Die Vivaldi-Nummer trägt ganz seine Handschrift. Die erste Szene aber hat er mit seinen Darstellern erarbeitet, die Multitalente sind: Raphael Cruz ist Zirkusartist, Pianist und Sänger, Violette Wanty ist Tänzerin, Sängerin und Flötistin. Sie kreieren ihre eigene Musik, während sie tanzen. Das Duo hat Philippe Decouflé später zum Trio erweitert. Auch nach der Premiere entwickelt er die Szenen weiter.

Wie es mit Movimentos weitergeht, ist ungewiss

In der Szene „Evolution“ verbindet Decouflé auf raffinierte Weise Live-Video mit vorab aufgezeichneten Aufnahmen. „Wir projizieren von links nach rechts und von rechts nach links“, erzählt Decouflé, „so dass man beide Situationen zu gleicher Zeit sieht. Das ist zwar simpel, aber es existiert nicht im wirklichen Leben, so dass etwas Surrealistisches entsteht.“ Dank der Videotechnik sieht man alle Stadien, die der Tänzer bei seiner Evolution durchläuft, auf simultane Weise. Welche Möglichkeiten sich für den Tanz durch den Einsatz von Videotechnik eröffnen, habe er durch Merce Cunningham gelernt. Als er mit 18 Jahren nach New York ging, wurde Merce Cunningham neben Alwin Nikolais sein wichtigster Mentor.

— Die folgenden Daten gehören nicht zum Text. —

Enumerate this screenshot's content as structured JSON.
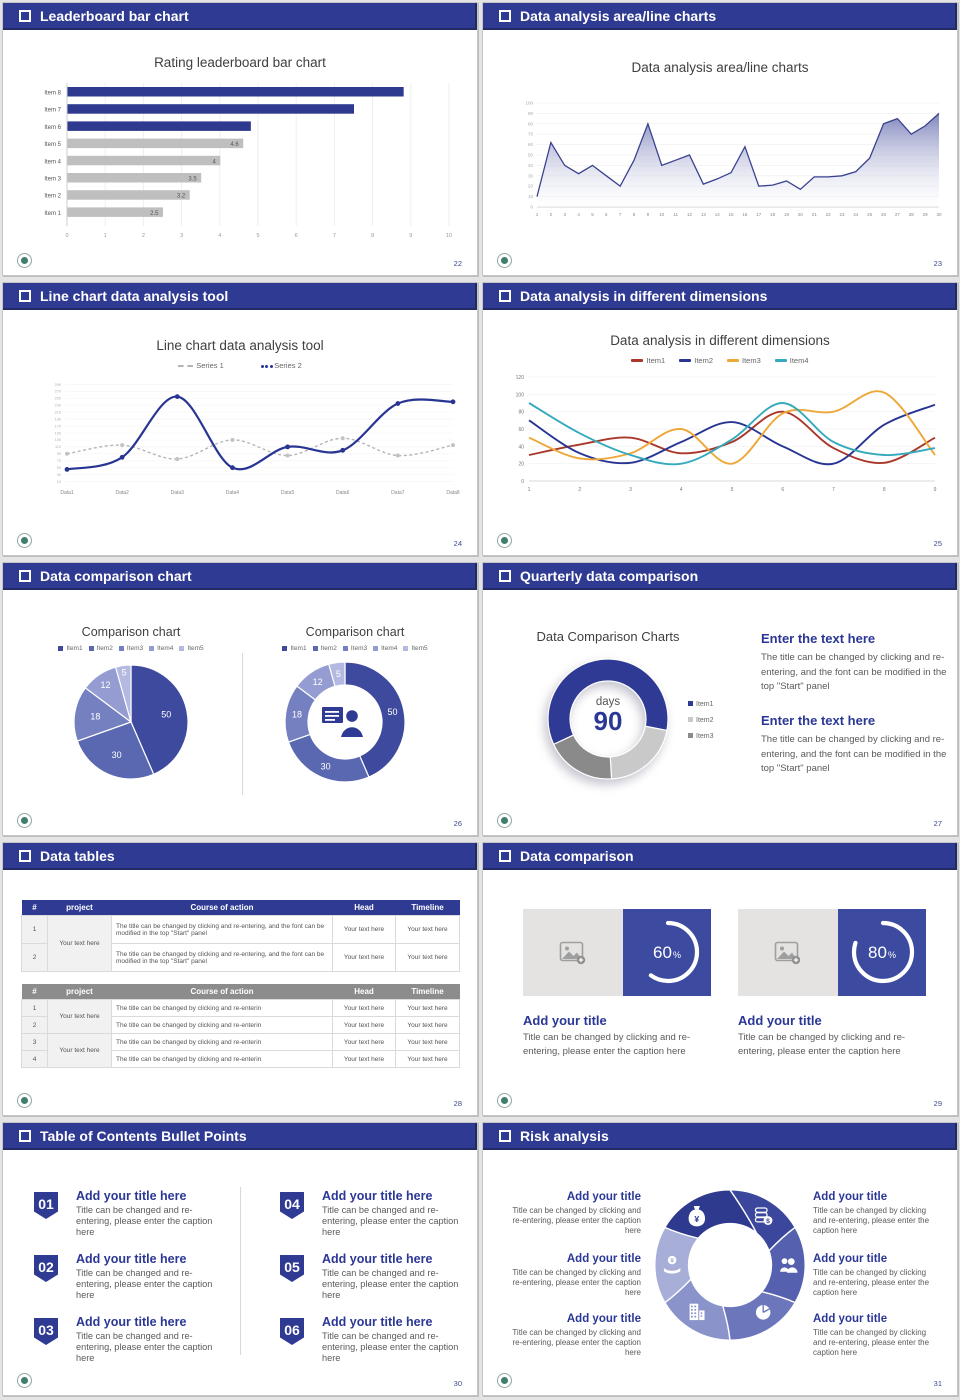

In der Autostadt waren Philippe Decouflé und seine Compagnie DCA bereits 2007 mit „Sombrero“ und 2011 mit „Octopus“ zu erleben. Sieben internationalen Spitzenensembles sind in diesem Jahr zu Movimentos eingeladen. Das Programm probt den Spagat zwischen Experiment und hochkarätiger Unterhaltung. Die 16. Ausgabe des Festivals stellt aber auch ein Zäsur dar. Denn die Tanzaufführungen werden zum letzten Mal im Kraftwerk stattfinden. Käfer-Erfinder Ferdinand Porsche hat das alte Heizkraftwerk 1939 für das VW-Werk im heutigen Wolfsburg in Betrieb genommen. Seit 2003 finden im stillgelegten Teil des Kraftwerks Tanz- und Musikveranstaltungen statt. Sting, Bryan Ferry und B.B King traten hier auf. Ab Mitte des Jahres wird das alte Kraftwerk am Kanal von Kohle auf Gas umgestellt, was gut für die Umwelt ist. Damit verliert die Autostadt aber seinen emblematischen Aufführungsort: das Kraftwerk ist es ja doch, das den Festwochen seine ganz besondere Atmosphäre verleiht.

Wie es mit Movimentos weitergeht, ist ungewiss: „Die Autostadt wird ihr kulturelles und gesellschaftliches Engagement nicht einstellen“, sagt Pressesprecher Tobias Riepe, „wir kümmern uns jetzt um die Weiterentwicklung der Formate und Orte.“ Einen Ersatz für den historischen Industriebau zu finden, wird aber nicht einfach sein. Wenn die brasilianische Grupo Corpo zum Ausklang von Movimentos am 5. und 6. Mai im Kraftwerk auftritt, dann wird sich in die Freude also womöglich auch ein wenig Trauer mischen.